Au Québec (et, soit dit en passant, dans beaucoup de juridictions dans le monde), au lieu d'avoir un propriétaire responsable de ses biens qui décide comment ils seront exploités, le jeu de la politique ne cesse de jouer quand vient le temps pour le gouvernement de prendre des décisions sur l'exploitation pétrolière, gazière ou minière. Puisque les ressources naturelles sont «un bien commun» qui n'appartient plus à personne, des organismes comme la Coalition Pour que le Québec ait meilleure mine ou Équiterre se lèveront pour représenter la «population» et tenter d'influencer l'État sur qui et comment on devrait les exploiter (ou non). Les entreprises embaucheront des lobbyistes pour influencer le Trésor québécois. Les députés du parti au pouvoir dans les circonscriptions électorales riches en ressources naturelles tireront la couverture lors des caucus. Les groupes de pression manifesteront dans la rue pour hausser les redevances minières, pétrolières et gazières. Bref, la nationalisation minière a permis l'intervention constante de l'État et d'une coterie de lobbyistes et d'organismes dans ce secteur d'activité.

Le plus récent exemple est le projet de loi 106, qui crée un régime de licence et d'autorisation applicable à l'exploration, à la production et au stockage des hydrocarbures.

Les opposants au développement pétrolier près des zones résidentielles et des sources d'approvisionnement en eau potable ont rapidement déploré que le projet de loi sur les hydrocarbures n'interdise pas la fracturation hydraulique. «La loi est un recul», selon la porte-parole du comité Ensemble pour l'avenir durable du Grand Gaspé, Lise Chartand. Un texte intitulé «Le projet de loi 106, c'est toujours non!» a été cosigné par le Comité de coordination du front commun pour la transition énergétique, composé des opposants habituels au développement économique, tels Patrick Bonin de Greenpeace, Alizée Cauchon d'Équiterre, Carole Dupuis du Regroupement vigilance hydrocarbures Québec, Floris Ensink du Sierra Club Québec, Marie-Ève Leclerc de Stop Oléoduc Portneuf-Saint-Augustin et Jacques Tétreault du Comité des citoyens et citoyennes pour la protection de l'environnement maskoutain.

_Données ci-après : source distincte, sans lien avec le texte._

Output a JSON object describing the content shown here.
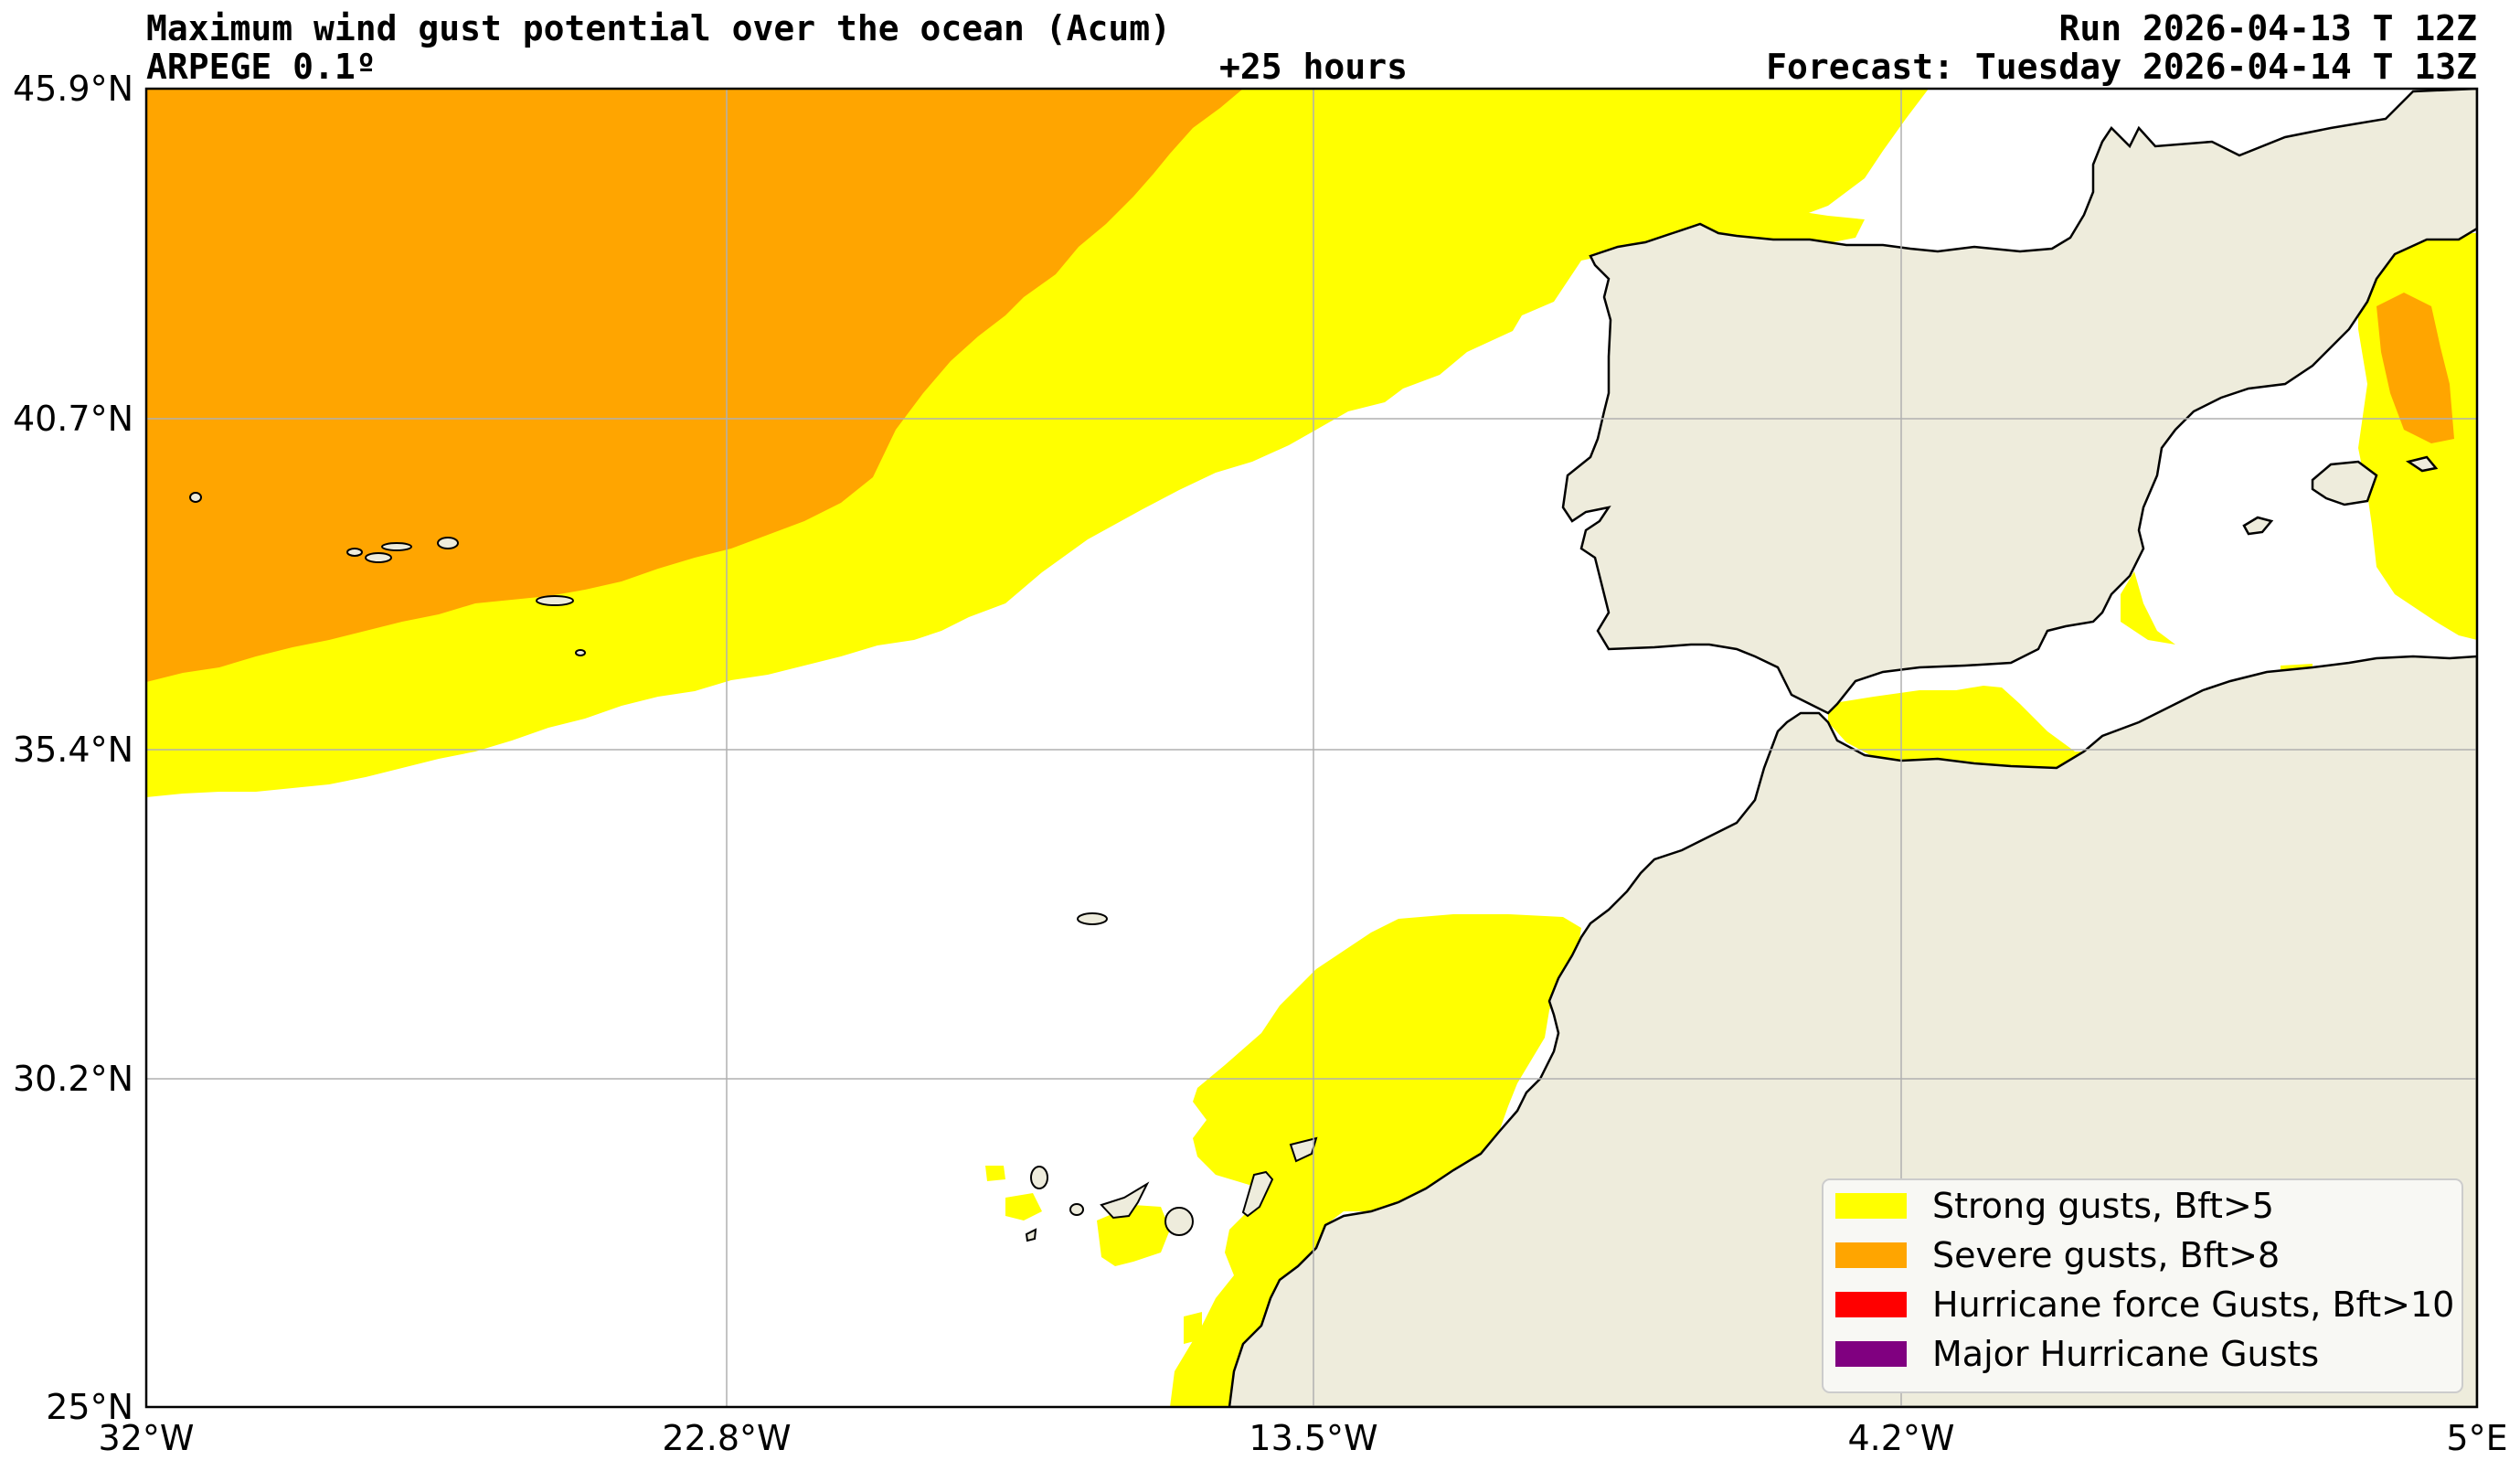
{
  "header": {
    "title": "Maximum wind gust potential over the ocean (Acum)",
    "model": "ARPEGE 0.1º",
    "lead_time": "+25 hours",
    "run": "Run 2026-04-13 T 12Z",
    "forecast": "Forecast: Tuesday 2026-04-14 T 13Z"
  },
  "axes": {
    "lat_labels": [
      "45.9°N",
      "40.7°N",
      "35.4°N",
      "30.2°N",
      "25°N"
    ],
    "lon_labels": [
      "32°W",
      "22.8°W",
      "13.5°W",
      "4.2°W",
      "5°E"
    ],
    "grid": true
  },
  "legend": {
    "placement": "bottom-right",
    "items": [
      {
        "label": "Strong gusts, Bft>5",
        "color": "#ffff00"
      },
      {
        "label": "Severe gusts, Bft>8",
        "color": "#ffa500"
      },
      {
        "label": "Hurricane force Gusts, Bft>10",
        "color": "#ff0000"
      },
      {
        "label": "Major Hurricane Gusts",
        "color": "#800080"
      }
    ]
  },
  "colors": {
    "ocean": "#ffffff",
    "land": "#eeecdc",
    "coastline": "#000000",
    "gridline": "#b0b0b0"
  }
}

Au Québec, on en est venu à légiférer et réglementer cette industrie par «consensus social» des «acteurs sociaux», qui, parfois, ne résident même pas dans les municipalités concernées. Par exemple, les élus de la région de Cacouna étaient beaucoup plus circonspects que la horde de manifestants s'opposant au projet de terminal de TransCanada, comme l'indique aussi ce reportage de TVA.

Le projet de loi 106 fait l'objet de consultations en commission parlementaire depuis le 16 août. Je me demande bien quelle serait la réaction des résidants des zones riches en ressources naturelles, et donc les principaux concernés, s'ils étaient encore propriétaires des réserves d'hydrocarbures dans le sous-sol de leurs terres, ou encore s'ils allaient recevoir, comme le prévoit Mme May, 15 000 $ ou 20 000 $ par année pour permettre leur exploitation?

Après avoir repris le droit de parole qui leur a été arrogé par tous ces organismes communautaires censés les représenter, se présenteraient-ils devant la commission parlementaire pour dire «Viens dans ma cour!» plutôt que «Pas dans ma cour»?